Bakteri dapat memasuki rongga pleura melalui parenkim paru yang terganggu, bronkus, esofagus atau
dinding toraks (Light, 2001; MacPhail, 2007). Ketika rongga pleura berhadapan dengan organisme
infeksius, ia merespons dengan edema dan eksudasi cairan, protein, dan neutrofil ke dalam rongga pleura.

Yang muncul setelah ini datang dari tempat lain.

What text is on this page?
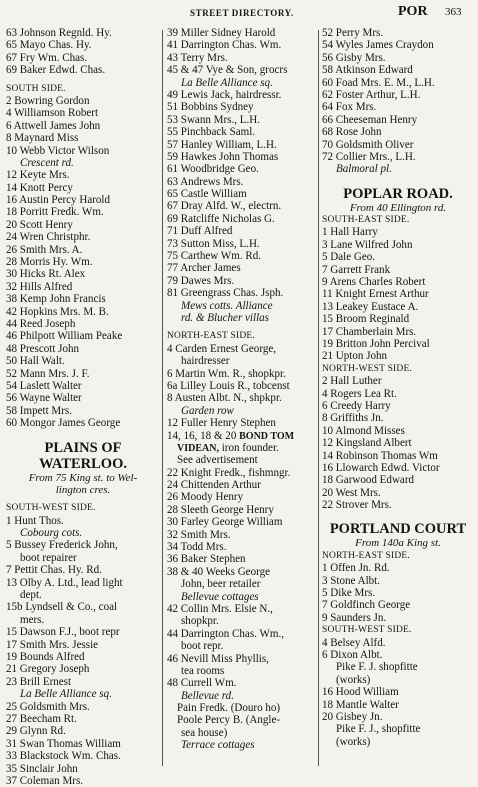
STREET DIRECTORY.	POR 363
63 Johnson Regnld. Hy.
65 Mayo Chas. Hy.
67 Fry Wm. Chas.
69 Baker Edwd. Chas.
SOUTH SIDE.
2 Bowring Gordon
4 Williamson Robert
6 Attwell James John
8 Maynard Miss
10 Webb Victor Wilson
Crescent rd.
12 Keyte Mrs.
14 Knott Percy
16 Austin Percy Harold
18 Porritt Fredk. Wm.
20 Scott Henry
24 Wren Christphr.
26 Smith Mrs. A.
28 Morris Hy. Wm.
30 Hicks Rt. Alex
32 Hills Alfred
38 Kemp John Francis
42 Hopkins Mrs. M. B.
44 Reed Joseph
46 Philpott William Peake
48 Prescott John
50 Hall Walt.
52 Mann Mrs. J. F.
54 Laslett Walter
56 Wayne Walter
58 Impett Mrs.
60 Mongor James George
PLAINS OF
WATERLOO.
From 75 King st. to Wel-
lington cres.
SOUTH-WEST SIDE.
1 Hunt Thos.
Cobourg cots.
5 Bussey Frederick John,
boot repairer
7 Pettit Chas. Hy. Rd.
13 Olby A. Ltd., lead light
dept.
15b Lyndsell & Co., coal
mers.
15 Dawson F.J., boot repr
17 Smith Mrs. Jessie
19 Bounds Alfred
21 Gregory Joseph
23 Brill Ernest
La Belle Alliance sq.
25 Goldsmith Mrs.
27 Beecham Rt.
29 Glynn Rd.
31 Swan Thomas William
33 Blackstock Wm. Chas.
35 Sinclair John
37 Coleman Mrs.
39 Miller Sidney Harold
41 Darrington Chas. Wm.
43 Terry Mrs.
45 & 47 Vye & Son, grocrs
La Belle Alliance sq.
49 Lewis Jack, hairdressr.
51 Bobbins Sydney
53 Swann Mrs., L.H.
55 Pinchback Saml.
57 Hanley William, L.H.
59 Hawkes John Thomas
61 Woodbridge Geo.
63 Andrews Mrs.
65 Castle William
67 Dray Alfd. W., electrn.
69 Ratcliffe Nicholas G.
71 Duff Alfred
73 Sutton Miss, L.H.
75 Carthew Wm. Rd.
77 Archer James
79 Dawes Mrs.
81 Greengrass Chas. Jsph.
Mews cotts. Alliance
rd. & Blucher villas
NORTH-EAST SIDE.
4 Carden Ernest George,
hairdresser
6 Martin Wm. R., shopkpr.
6a Lilley Louis R., tobcenst
8 Austen Albt. N., shpkpr.
Garden row
12 Fuller Henry Stephen
14, 16, 18 & 20 BOND TOM
VIDEAN, iron founder.
See advertisement
22 Knight Fredk., fishmngr.
24 Chittenden Arthur
26 Moody Henry
28 Sleeth George Henry
30 Farley George William
32 Smith Mrs.
34 Todd Mrs.
36 Baker Stephen
38 & 40 Weeks George
John, beer retailer
Bellevue cottages
42 Collin Mrs. Elsie N.,
shopkpr.
44 Darrington Chas. Wm.,
boot repr.
46 Nevill Miss Phyllis,
tea rooms
48 Currell Wm.
Bellevue rd.
Pain Fredk. (Douro ho)
Poole Percy B. (Angle-
sea house)
Terrace cottages
52 Perry Mrs.
54 Wyles James Craydon
56 Gisby Mrs.
58 Atkinson Edward
60 Foad Mrs. E. M., L.H.
62 Foster Arthur, L.H.
64 Fox Mrs.
66 Cheeseman Henry
68 Rose John
70 Goldsmith Oliver
72 Collier Mrs., L.H.
Balmoral pl.
POPLAR ROAD.
From 40 Ellington rd.
SOUTH-EAST SIDE.
1 Hall Harry
3 Lane Wilfred John
5 Dale Geo.
7 Garrett Frank
9 Arens Charles Robert
11 Knight Ernest Arthur
13 Leakey Eustace A.
15 Broom Reginald
17 Chamberlain Mrs.
19 Britton John Percival
21 Upton John
NORTH-WEST SIDE.
2 Hall Luther
4 Rogers Lea Rt.
6 Creedy Harry
8 Griffiths Jn.
10 Almond Misses
12 Kingsland Albert
14 Robinson Thomas Wm
16 Llowarch Edwd. Victor
18 Garwood Edward
20 West Mrs.
22 Strover Mrs.
PORTLAND COURT
From 140a King st.
NORTH-EAST SIDE.
1 Offen Jn. Rd.
3 Stone Albt.
5 Dike Mrs.
7 Goldfinch George
9 Saunders Jn.
SOUTH-WEST SIDE.
4 Belsey Alfd.
6 Dixon Albt.
Pike F. J. shopfitte
(works)
16 Hood William
18 Mantle Walter
20 Gisbey Jn.
Pike F. J., shopfitte
(works)
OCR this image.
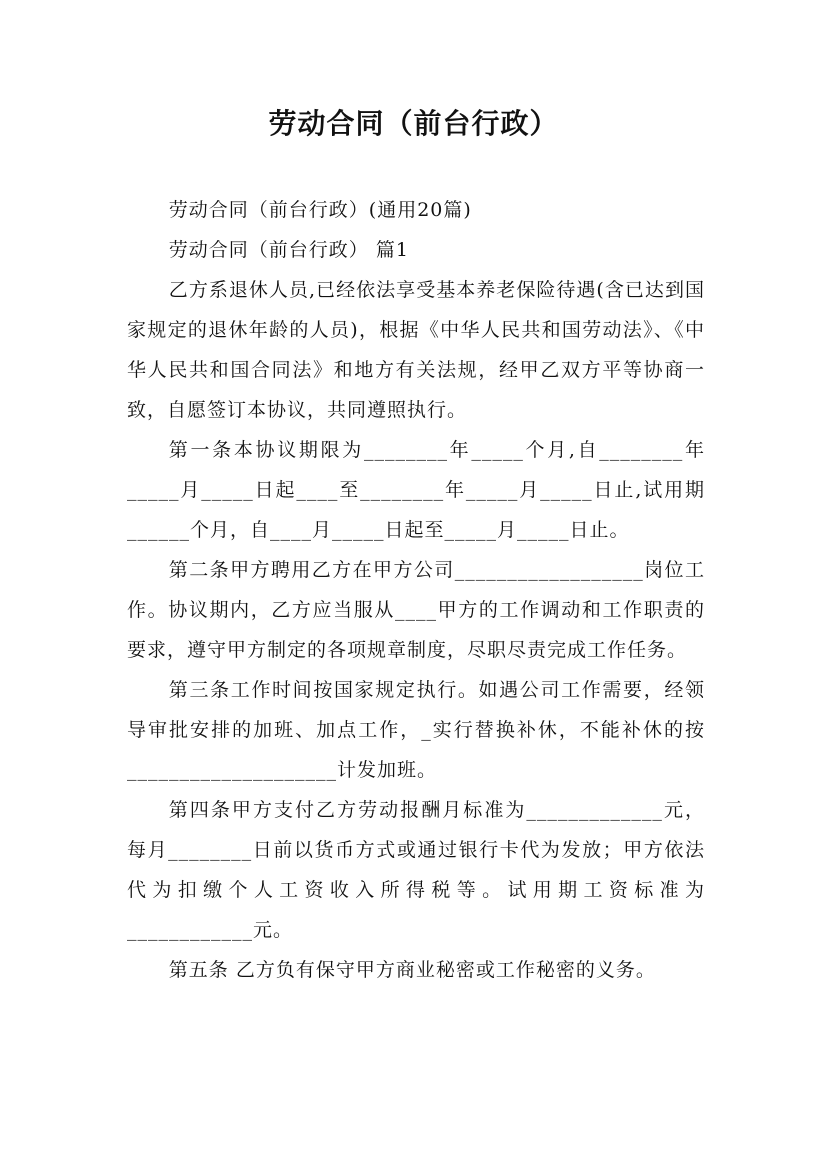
劳动合同（前台行政）

劳动合同（前台行政）(通用20篇)

劳动合同（前台行政） 篇1

乙方系退休人员,已经依法享受基本养老保险待遇(含已达到国家规定的退休年龄的人员)，根据《中华人民共和国劳动法》、《中华人民共和国合同法》和地方有关法规，经甲乙双方平等协商一致，自愿签订本协议，共同遵照执行。

第一条本协议期限为________年_____个月,自________年_____月_____日起____至________年_____月_____日止,试用期______个月，自____月_____日起至_____月_____日止。

第二条甲方聘用乙方在甲方公司__________________岗位工作。协议期内，乙方应当服从____甲方的工作调动和工作职责的要求，遵守甲方制定的各项规章制度，尽职尽责完成工作任务。

第三条工作时间按国家规定执行。如遇公司工作需要，经领导审批安排的加班、加点工作，_实行替换补休，不能补休的按____________________计发加班。

第四条甲方支付乙方劳动报酬月标准为_____________元，每月________日前以货币方式或通过银行卡代为发放；甲方依法代为扣缴个人工资收入所得税等。试用期工资标准为____________元。

第五条 乙方负有保守甲方商业秘密或工作秘密的义务。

Sel mesothelial kemudian bertindak sebagai fagosit dan memicu respon inflamasi. Hal ini menyebabkan
pelepasan kemokin, sitokin, oksidan dan protease. Kecepatan dan tingkat perkembangan tergantung pada
jenis dan virulensi organisme, pertahanan host pasien dan waktu dan efektivitas pengobatan antibiotik.
Jika efusi awal tetap tidak diobati, efusi fibropurulen atau efusi parapneumonik kompleks berkembang.
Fibrin terbentuk dalam cairan pleura dan menghasilkan pembentukan adhesi dan lokulasi. Sebuah efusi
parapneumonik kompleks berkembang menjadi pyothorax ketika konsentrasi leukosit menjadi cukup
untuk membentuk nanah, yang terdiri dari fibrin, puing-puing seluler dan bakteri hidup atau mati. Jika
tidak diobati, akhirnya, fase pengorganisasian terjadi dengan masuknya fibroblas dan pembentukan adhesi
fibrosa padat (Light, 2001; Sevilla et al., 2009; Christie, 2010).
Secara umum dapat dinyatakan bahwa bakteri yang diisolasi dari anjing dan kucing pyothorax
sebagian besar sama dan paling umum terdiri dari gram negatif, batang anaerobik fakultatif dan/atau
bakteri anaerob obligat, mewakili flora orofaringeal (Walker et al., 2000; Demetriou dkk., 2002).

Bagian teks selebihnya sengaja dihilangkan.